On January 7, 1891, nine days after the Wounded Knee Massacre, he shot and killed Army Lieutenant Edward W. Casey,[1] commandant of the Cheyenne Scouts (designated Troop L, Eighth Cavalry) two miles north of the Stronghold Table in the Badlands of the Pine Ridge Indian Reservation in South Dakota.
His defense was he shot and killed Casey as an effort to redeem himself in the eyes of his people after having spent five years at the Carlisle Indian School learning the ways of the white man.
[2]The trial of Plenty Horses, which took place at Fort Meade near Sturgis, figured prominently in the investigation of the events surrounding the Wounded Knee Massacre, specifically as to whether Spotted Elk's band were considered to be prisoners of war.

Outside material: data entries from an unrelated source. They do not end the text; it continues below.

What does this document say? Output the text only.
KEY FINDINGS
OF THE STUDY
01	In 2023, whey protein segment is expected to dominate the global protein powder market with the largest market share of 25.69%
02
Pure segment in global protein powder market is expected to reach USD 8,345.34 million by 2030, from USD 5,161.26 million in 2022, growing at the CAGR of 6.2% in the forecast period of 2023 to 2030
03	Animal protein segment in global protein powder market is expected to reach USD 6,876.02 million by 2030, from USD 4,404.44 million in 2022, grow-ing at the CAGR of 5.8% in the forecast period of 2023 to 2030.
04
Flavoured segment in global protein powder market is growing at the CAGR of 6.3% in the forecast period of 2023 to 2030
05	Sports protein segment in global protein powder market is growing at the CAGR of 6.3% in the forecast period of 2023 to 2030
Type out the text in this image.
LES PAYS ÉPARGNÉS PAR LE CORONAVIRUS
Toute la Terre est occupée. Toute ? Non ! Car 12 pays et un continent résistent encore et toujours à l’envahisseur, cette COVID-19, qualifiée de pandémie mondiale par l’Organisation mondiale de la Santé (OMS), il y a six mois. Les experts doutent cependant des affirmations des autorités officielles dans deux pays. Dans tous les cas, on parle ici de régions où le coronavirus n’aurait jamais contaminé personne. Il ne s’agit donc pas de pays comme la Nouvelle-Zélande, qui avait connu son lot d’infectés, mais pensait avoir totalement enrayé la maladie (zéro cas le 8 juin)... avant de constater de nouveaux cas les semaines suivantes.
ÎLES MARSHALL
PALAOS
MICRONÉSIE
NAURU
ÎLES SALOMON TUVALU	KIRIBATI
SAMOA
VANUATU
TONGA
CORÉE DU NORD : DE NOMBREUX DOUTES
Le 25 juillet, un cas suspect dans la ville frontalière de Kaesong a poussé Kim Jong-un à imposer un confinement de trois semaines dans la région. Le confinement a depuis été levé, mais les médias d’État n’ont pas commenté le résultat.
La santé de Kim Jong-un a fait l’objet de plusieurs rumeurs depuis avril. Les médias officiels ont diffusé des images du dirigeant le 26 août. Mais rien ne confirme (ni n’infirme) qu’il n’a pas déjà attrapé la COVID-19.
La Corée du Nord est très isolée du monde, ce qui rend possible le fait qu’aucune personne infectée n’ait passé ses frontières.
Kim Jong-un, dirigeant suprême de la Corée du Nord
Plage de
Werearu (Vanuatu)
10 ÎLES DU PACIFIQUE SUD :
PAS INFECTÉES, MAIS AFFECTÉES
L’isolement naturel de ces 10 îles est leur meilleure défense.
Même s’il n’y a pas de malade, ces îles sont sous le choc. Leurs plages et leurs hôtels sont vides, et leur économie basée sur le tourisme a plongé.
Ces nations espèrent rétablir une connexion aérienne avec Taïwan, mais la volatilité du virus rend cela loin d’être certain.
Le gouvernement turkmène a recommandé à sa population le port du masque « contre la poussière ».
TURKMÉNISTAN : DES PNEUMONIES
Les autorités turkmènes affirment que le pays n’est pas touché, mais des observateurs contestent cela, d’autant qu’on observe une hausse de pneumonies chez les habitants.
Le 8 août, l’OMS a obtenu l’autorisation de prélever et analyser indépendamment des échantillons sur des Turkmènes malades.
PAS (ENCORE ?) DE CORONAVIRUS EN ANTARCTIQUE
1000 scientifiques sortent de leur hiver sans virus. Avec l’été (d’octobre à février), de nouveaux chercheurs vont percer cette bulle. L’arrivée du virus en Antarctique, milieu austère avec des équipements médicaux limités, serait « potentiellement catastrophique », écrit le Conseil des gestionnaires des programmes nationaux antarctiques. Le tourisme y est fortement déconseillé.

An unexpected witness for the defense at the trial of Plenty Horses was Captain Frank D. Baldwin, a member of Miles’s staff, who was already in the state, having gone to Pierre to urge the governor to ban the sale of weapons to Indians, which the legislature had failed to do.
[3] As a result of the finding that a state of war did exist, Plenty Horses escaped conviction for murder and was released, thereby helping to exonerate the soldiers of the Seventh Cavalry, the perpetrators of the Wounded Knee Massacre, none of whom was ever charged.